Mais, à cause du péché de l'homme, comme c'est difficile. Aussi, Jésus est venu, envoyé par le Père, pour se faire "Pain de vie". Communiant à ce "Pain de vie", tout redevient possible, et d'abord l'unité des hommes : "Qu'ils soient un, Père, priait Jésus le soir du Jeudi Saint, comme nous sommes un !".

"Par Lui, en Lui, avec Lui dans l'Esprit Saint, tout honneur et toute gloire au Père !". C'est l'action de grâce par excellence - Eucharistie - qui permet que les hommes, tous unis parce que tous redevenus "à l'image et ressemblance" de leur Père du ciel, puissent entendre en toute vérité cette parole du Ressuscité : "Je monte vers mon Père et votre Père !". - "Notre Père..., donne-nous aujourd'hui notre pain de ce jour !".

Voilà la véritable Eucharistie, l'Action de grâce par excellence !
Rendre grâce ! "Yehudim" (sens du mot "Juda", 4ème fils de Jacob avec Léa).

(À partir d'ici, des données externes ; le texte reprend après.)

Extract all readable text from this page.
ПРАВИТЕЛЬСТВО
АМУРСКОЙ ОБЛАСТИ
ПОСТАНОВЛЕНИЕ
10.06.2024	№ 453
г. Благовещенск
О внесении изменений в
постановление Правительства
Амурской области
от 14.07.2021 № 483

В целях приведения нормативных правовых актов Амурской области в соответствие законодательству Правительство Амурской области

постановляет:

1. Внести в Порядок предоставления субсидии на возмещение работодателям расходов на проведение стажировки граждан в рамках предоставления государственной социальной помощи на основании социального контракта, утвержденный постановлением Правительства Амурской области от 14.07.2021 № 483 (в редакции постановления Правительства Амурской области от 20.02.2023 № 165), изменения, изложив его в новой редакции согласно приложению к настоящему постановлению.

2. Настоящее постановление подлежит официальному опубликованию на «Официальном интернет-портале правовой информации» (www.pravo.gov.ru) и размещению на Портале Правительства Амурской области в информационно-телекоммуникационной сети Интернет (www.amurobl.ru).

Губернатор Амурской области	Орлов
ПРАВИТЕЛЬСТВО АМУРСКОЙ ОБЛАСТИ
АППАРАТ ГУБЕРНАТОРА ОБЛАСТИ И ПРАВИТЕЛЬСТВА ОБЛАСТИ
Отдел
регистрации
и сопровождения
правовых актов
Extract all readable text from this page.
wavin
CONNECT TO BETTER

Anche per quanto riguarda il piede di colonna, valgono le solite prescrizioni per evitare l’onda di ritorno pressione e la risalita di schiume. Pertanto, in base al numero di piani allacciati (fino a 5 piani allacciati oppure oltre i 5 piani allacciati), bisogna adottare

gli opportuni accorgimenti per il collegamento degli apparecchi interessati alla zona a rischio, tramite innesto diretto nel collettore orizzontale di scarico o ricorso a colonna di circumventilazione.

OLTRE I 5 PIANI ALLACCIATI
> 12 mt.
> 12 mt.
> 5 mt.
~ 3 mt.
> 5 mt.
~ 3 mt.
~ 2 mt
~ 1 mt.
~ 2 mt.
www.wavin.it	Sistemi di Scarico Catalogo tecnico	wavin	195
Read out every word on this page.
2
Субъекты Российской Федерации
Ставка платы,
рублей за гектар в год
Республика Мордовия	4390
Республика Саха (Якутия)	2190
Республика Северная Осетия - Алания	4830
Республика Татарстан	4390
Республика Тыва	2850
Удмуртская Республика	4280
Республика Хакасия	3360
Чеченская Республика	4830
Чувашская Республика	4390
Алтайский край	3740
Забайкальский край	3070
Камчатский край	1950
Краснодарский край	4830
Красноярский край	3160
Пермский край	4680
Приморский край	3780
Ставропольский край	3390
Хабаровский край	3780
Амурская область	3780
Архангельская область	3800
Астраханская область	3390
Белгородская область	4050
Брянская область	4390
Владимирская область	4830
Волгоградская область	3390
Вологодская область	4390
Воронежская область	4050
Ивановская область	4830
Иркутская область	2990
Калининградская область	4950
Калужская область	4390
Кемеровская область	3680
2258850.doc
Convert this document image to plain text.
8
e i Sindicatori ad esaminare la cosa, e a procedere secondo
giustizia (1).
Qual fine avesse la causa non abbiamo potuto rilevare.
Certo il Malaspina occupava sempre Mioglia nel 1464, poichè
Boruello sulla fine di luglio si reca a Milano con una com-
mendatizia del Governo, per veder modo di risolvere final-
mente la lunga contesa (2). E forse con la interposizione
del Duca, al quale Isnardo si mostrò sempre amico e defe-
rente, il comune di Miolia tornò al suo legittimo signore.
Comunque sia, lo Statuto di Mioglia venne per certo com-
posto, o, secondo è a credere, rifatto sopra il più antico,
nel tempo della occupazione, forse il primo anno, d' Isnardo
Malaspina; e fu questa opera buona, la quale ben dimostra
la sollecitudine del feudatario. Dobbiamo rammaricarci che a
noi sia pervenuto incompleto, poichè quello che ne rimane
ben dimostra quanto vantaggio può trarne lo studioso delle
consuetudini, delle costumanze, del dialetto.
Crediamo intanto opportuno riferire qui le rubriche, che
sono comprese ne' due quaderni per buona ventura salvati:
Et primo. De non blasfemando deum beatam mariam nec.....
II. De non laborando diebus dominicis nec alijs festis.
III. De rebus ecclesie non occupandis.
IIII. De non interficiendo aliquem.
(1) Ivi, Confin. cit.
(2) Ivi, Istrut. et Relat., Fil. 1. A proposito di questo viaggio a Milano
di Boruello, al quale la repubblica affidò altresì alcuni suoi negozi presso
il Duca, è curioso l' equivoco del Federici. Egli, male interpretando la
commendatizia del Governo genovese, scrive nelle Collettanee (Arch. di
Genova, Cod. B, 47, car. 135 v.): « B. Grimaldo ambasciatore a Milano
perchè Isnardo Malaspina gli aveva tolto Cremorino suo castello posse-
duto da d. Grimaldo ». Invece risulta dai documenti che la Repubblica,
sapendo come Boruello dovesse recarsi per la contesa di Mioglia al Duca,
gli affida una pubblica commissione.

Pour un Juif, user des biens de ce monde sans commencer par rendre grâce, c'est un vol. Et la réforme liturgique du Concile Vatican II a repris la formule juive de la bénédiction du pain et du vin au moment de l'offertoire : "Béni sois-Tu, Roi du monde, qui fais sortir le pain de la terre ; béni sois-Tu, Roi de l'Univers, qui donne le fruit de la vigne !"

Rendre grâce - faire Eucharistie - avec le Christ qui affirme : "Je suis le Pain de vie". Venez à moi, vous n'aurez plus jamais faim ! Venez à moi, car je vais vers le Père et votre Père ! Et nous comprenons de plus en plus la seule volonté que le Christ exprime à son Père et notre Père : "Père, je veux que là où je suis, ceux que tu m'as donné soient, eux aussi, avec moi et qu'ils contemplent la gloire que tu m'as donnée" (Jn 17.23-24).